At age 73, Sister Catherine Grace comes from a different generation of textile artists than Brother Aidan — she learned to sew and knit at 4-H and a neighbor rather than from the internet. The fact that she's been an Episcopalian sister for 29 years means she's also witnessed plenty of change in how religious orders approach clothing.
"When I came in we were wearing full habits and veils," she explains on the phone. "It was a really traditional religious order. Once we started farming and were doing all the farming ourselves, it wasn't practical to wear a habit... Now I'm sitting here in leggings. It's not the way it was before. But you know, I think the most important thing is to learn how to live the best life you can live. And then when it's time to let go, just let go."
The forgiving way Sister Catherine Grace talks about change mirrors the forgiving nature of textile arts themselves. If you make a mistake while painting or sculpting, you may need to scrap the whole project and start over. But a sweater with a mistake can be unraveled and its materials used again without the yarn going to waste. An embroidery can be unpicked and the textile it adorned will still be intact.
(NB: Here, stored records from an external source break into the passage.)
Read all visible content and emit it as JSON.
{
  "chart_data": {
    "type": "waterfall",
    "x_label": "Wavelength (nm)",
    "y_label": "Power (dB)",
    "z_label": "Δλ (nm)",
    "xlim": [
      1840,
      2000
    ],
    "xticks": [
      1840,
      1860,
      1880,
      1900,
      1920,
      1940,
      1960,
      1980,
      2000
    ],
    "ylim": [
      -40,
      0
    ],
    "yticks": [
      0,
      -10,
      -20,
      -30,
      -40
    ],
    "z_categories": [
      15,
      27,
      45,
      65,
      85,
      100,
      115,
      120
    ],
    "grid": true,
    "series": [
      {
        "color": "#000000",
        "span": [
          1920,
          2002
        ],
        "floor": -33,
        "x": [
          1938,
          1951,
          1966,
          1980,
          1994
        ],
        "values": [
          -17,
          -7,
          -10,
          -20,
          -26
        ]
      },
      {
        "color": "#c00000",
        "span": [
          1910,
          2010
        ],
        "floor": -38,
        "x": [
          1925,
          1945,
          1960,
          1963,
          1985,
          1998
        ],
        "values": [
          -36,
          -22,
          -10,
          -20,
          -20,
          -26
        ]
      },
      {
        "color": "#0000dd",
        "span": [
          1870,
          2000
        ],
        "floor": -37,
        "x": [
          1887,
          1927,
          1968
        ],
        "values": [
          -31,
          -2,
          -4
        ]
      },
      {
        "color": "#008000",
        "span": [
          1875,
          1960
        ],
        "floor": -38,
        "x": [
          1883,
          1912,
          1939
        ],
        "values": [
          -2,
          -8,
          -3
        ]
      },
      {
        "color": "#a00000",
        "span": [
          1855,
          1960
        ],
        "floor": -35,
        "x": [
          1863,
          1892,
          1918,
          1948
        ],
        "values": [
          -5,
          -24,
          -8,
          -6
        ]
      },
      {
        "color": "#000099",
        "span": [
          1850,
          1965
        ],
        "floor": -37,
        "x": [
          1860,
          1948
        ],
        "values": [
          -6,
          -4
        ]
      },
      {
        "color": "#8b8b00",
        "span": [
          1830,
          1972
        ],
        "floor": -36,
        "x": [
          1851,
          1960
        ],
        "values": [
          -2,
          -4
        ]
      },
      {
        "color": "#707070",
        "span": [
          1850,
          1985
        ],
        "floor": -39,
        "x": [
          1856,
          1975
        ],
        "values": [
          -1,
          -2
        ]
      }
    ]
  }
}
A seam can be taken in and let out again to account for a body whose shape fluctuates over time.
It's not hard to see the appeal for people who have built their lives around the idea of a gracious God who is endlessly willing to forgive and mend brokenness.
"Constantly things are being taken apart and put back together in a new way. Things come, they go. That whole creative loop, I think it's echoed when you are working with your hands," Sister Catherine Grace says. "I think there's maybe a more imminent feel of holiness, awareness of sacredness in creating because that's what's happening in the divine world and in the universe."
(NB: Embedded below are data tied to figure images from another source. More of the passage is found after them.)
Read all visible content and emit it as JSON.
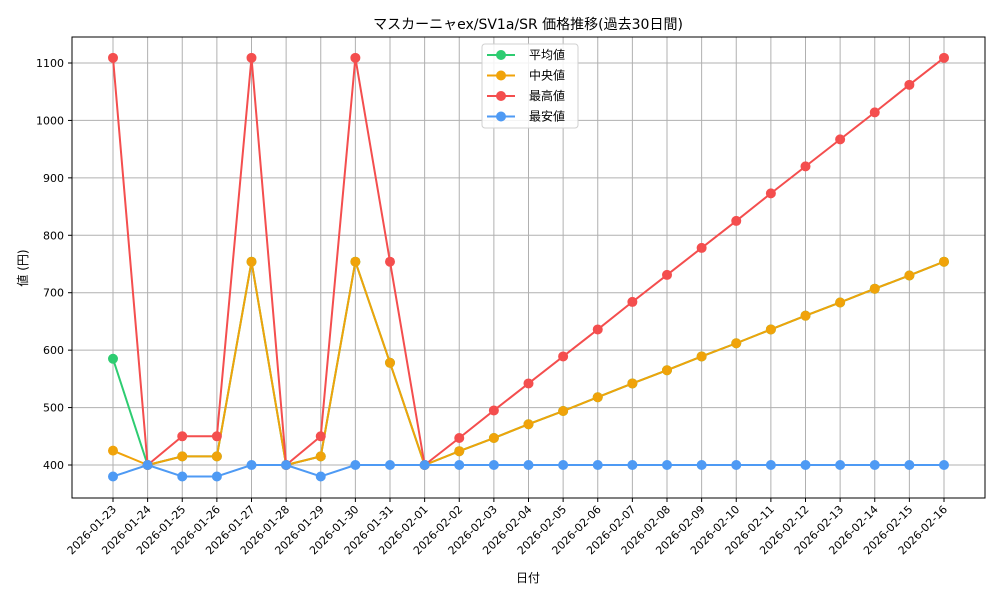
{
  "chart_data": {
    "type": "line",
    "title": "マスカーニャex/SV1a/SR 価格推移(過去30日間)",
    "xlabel": "日付",
    "ylabel": "値 (円)",
    "ylim": [
      345,
      1145
    ],
    "yticks": [
      400,
      500,
      600,
      700,
      800,
      900,
      1000,
      1100
    ],
    "grid": true,
    "legend_position": "upper center",
    "categories": [
      "2026-01-23",
      "2026-01-24",
      "2026-01-25",
      "2026-01-26",
      "2026-01-27",
      "2026-01-28",
      "2026-01-29",
      "2026-01-30",
      "2026-01-31",
      "2026-02-01",
      "2026-02-02",
      "2026-02-03",
      "2026-02-04",
      "2026-02-05",
      "2026-02-06",
      "2026-02-07",
      "2026-02-08",
      "2026-02-09",
      "2026-02-10",
      "2026-02-11",
      "2026-02-12",
      "2026-02-13",
      "2026-02-14",
      "2026-02-15",
      "2026-02-16"
    ],
    "series": [
      {
        "name": "平均値",
        "color": "#2ecc71",
        "values": [
          585,
          400,
          415,
          415,
          754,
          400,
          415,
          754,
          578,
          400,
          424,
          447,
          471,
          494,
          518,
          542,
          565,
          589,
          612,
          636,
          660,
          683,
          707,
          730,
          754
        ]
      },
      {
        "name": "中央値",
        "color": "#f0a30a",
        "values": [
          425,
          400,
          415,
          415,
          754,
          400,
          415,
          754,
          578,
          400,
          424,
          447,
          471,
          494,
          518,
          542,
          565,
          589,
          612,
          636,
          660,
          683,
          707,
          730,
          754
        ]
      },
      {
        "name": "最高値",
        "color": "#f44e4e",
        "values": [
          1109,
          400,
          450,
          450,
          1109,
          400,
          450,
          1109,
          754,
          400,
          447,
          495,
          542,
          589,
          636,
          684,
          731,
          778,
          825,
          873,
          920,
          967,
          1014,
          1062,
          1109
        ]
      },
      {
        "name": "最安値",
        "color": "#4e9af4",
        "values": [
          380,
          400,
          380,
          380,
          400,
          400,
          380,
          400,
          400,
          400,
          400,
          400,
          400,
          400,
          400,
          400,
          400,
          400,
          400,
          400,
          400,
          400,
          400,
          400,
          400
        ]
      }
    ]
  }
}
Themes of creativity, connection to the environment and using beauty to mark spiritual significance are just the tip of the iceberg when it comes to these three people's ideas about God, fiber arts and slow fashion. And for all of the ways they're unique individuals, they're also carrying on an artistic and spiritual lineage that goes back centuries.
Roach points out that some of the best natural dye experts were making tapestries for Medieval churches, using plants and minerals to create pieces that still display vibrant hues hundreds of years later — providing a compelling counterpoint to those who argue that (often toxic) synthetic dyes are needed to make clothing that's truly colorfast. Brother Aidan notes that monasteries have historically been centers of clothing production due to their emphasis on arts and self-sufficiency, reminding us even in the face of modern globalization that truly localized economies are in fact possible.
And for Sister Catherine Grace, it all points back to the idea that spirituality shouldn't be treated as something utterly separate from life on a material plane, but that the two should be deeply intertwined with one another. A sister's knit socks or a clergy spouse's embroidered vestments or a monk's self-sown deadstock pants can function, in their own little ways, as artistic assertions that human beings exist as the unity of soul and body, and that a life of faith should honor and attend to both aspects of existence.
"There's something about being directly, physically involved with the matter part of the universe, because it's connected so deeply to the energy part as well," Sister Catherine says. "I think it takes those two things for the holy to be made manifest."